UK’s Tesco goes VoIP
p2p news / p2pnet: Tesco, Britain’s largest retailer which started life as a food supermarket, and which is already into consumer electronics, financial and internet service and telecoms, is now getting into the Net phone business.
It’s launching a new VoIPe service that’ll, "put it head to head with the U.K.’s current fixed landline leader with 19 million customers, BT Group," says Forbes.
In line with the company’s "famously lucratively expansion beyond groceries to non-food items," the company is, "now hoping customers will add its $35 handsets, using Voice-over-Internet protocol technology, to their shopping lists," says the story.
UK calls will cost 2p a minute with calls to Canada, US and Australia and to British mobiles costing 10p a minute, says Contractor UK., going on, "Tesco has shown that all of its tariffs for phoning the US, Australia, France and Canada are cheaper than BT’s off peak and peak charges, for customers on the telecom provider’s Together Option 1."

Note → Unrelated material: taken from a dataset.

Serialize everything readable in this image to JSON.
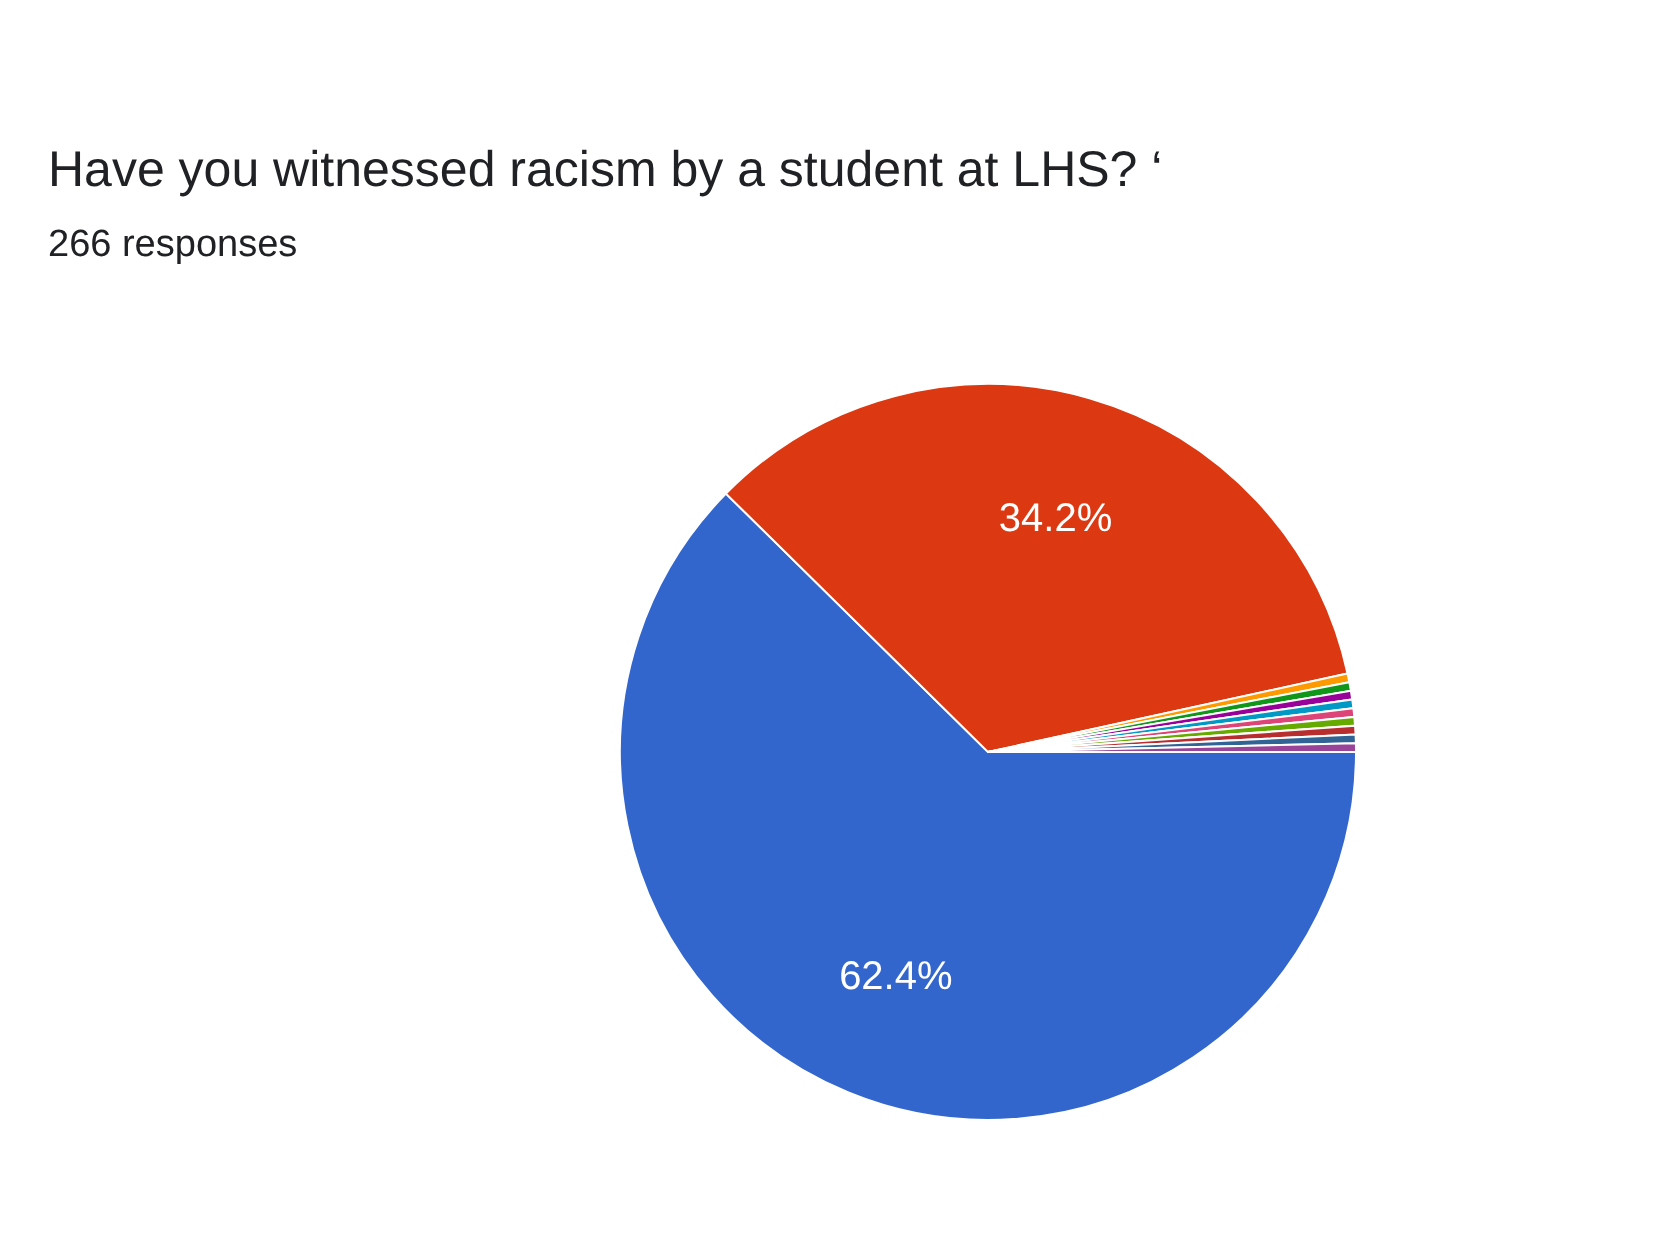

But Tesco’s costing model for Internet calls is less of a bargain than it may first appear.
“Tesco’s pricing is simple, but not particularly cheap – better offers can be found from other VoIP providers (including BT itself for certain types of phone call) so we would expect Tesco to have a longer-term pricing strategy in mind,” the story has telecoms analysist say Ovum saying.
Also See:
Forbes – Tesco’s VoIP Puts Leahy In The Ring With BT, January 20, 2006
Contractor UK – Tesco’s VoIP targets the masses, January 23, 2006






January 24th, 2006 at 5:03 am
This is just another money making scheme.

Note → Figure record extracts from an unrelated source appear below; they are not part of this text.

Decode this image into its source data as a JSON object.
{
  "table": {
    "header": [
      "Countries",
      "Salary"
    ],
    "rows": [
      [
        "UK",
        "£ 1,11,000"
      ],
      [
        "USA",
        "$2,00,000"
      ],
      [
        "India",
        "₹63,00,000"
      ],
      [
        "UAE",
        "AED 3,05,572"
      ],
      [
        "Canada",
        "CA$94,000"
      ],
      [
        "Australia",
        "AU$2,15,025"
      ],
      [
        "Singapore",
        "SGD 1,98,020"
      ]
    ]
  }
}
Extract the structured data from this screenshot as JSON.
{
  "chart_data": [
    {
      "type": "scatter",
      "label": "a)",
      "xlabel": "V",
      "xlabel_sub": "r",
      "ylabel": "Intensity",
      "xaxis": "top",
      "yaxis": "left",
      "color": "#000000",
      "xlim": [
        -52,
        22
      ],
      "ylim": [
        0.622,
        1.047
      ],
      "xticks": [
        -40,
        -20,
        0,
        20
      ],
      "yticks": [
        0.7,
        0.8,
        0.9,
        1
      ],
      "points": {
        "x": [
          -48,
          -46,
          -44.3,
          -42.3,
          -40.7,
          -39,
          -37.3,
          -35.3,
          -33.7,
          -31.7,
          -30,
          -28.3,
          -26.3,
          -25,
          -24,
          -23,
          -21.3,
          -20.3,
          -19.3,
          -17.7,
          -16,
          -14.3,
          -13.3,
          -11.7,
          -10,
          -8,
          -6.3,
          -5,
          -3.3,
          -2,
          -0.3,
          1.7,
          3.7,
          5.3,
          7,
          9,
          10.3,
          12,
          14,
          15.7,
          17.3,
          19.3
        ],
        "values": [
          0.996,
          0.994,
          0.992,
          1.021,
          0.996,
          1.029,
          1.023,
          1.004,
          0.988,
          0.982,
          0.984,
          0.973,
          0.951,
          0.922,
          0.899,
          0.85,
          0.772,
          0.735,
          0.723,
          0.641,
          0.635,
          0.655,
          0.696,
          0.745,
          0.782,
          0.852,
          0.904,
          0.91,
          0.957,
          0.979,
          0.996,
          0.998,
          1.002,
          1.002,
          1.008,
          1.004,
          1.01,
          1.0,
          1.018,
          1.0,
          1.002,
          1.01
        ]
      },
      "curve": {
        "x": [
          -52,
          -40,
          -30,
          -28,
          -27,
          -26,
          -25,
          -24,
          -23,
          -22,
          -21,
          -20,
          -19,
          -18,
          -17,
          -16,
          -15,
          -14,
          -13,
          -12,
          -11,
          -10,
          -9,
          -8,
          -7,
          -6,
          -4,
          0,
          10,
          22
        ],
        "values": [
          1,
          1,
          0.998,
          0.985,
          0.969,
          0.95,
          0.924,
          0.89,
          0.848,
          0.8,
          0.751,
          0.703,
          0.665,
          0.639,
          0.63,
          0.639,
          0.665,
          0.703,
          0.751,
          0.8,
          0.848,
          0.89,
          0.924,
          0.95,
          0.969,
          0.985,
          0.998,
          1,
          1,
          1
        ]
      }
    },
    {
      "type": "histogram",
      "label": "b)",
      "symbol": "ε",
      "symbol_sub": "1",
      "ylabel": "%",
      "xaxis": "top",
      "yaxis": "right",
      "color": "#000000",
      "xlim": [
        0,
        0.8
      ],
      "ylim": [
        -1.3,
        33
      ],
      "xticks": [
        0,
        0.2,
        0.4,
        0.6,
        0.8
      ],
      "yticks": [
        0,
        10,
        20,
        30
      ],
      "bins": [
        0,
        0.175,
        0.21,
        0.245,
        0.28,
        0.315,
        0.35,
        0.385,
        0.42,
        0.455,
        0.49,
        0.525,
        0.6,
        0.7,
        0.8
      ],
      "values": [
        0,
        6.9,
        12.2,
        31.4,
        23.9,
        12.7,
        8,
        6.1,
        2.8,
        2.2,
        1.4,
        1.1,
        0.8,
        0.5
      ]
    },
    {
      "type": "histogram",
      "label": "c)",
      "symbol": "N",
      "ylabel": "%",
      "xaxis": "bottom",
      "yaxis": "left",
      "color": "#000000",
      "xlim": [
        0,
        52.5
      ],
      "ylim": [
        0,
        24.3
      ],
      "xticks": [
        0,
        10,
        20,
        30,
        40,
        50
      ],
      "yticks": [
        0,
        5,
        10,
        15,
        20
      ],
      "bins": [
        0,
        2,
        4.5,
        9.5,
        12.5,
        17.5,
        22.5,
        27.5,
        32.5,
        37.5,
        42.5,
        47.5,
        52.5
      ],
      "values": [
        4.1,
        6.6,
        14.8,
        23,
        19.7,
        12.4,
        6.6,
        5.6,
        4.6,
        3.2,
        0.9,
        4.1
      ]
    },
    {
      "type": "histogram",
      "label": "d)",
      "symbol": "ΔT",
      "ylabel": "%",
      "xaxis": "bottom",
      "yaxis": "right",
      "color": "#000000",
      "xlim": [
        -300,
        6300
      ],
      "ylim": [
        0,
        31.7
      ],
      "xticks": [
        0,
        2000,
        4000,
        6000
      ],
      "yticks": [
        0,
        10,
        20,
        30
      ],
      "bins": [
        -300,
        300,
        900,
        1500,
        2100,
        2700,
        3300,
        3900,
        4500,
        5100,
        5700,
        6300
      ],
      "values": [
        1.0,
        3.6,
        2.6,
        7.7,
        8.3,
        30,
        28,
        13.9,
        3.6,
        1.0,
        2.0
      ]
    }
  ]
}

If you have broadband, this service should be free. In the end it’s just pushing more data across the copper wires, in the same way you do with your boardband connection, except for a fixed price per month.
The current broadband prices are Telephone line rental + broadband. Which adds up to around 25-30 pounds per month. The line rental is just an addtional charge for the same line service.
If you paided say 15 pounds a month for the line + broadband + calls using voip inclusive, that would be fair. Anything else is just making you pay multiple times for sending data down the same line.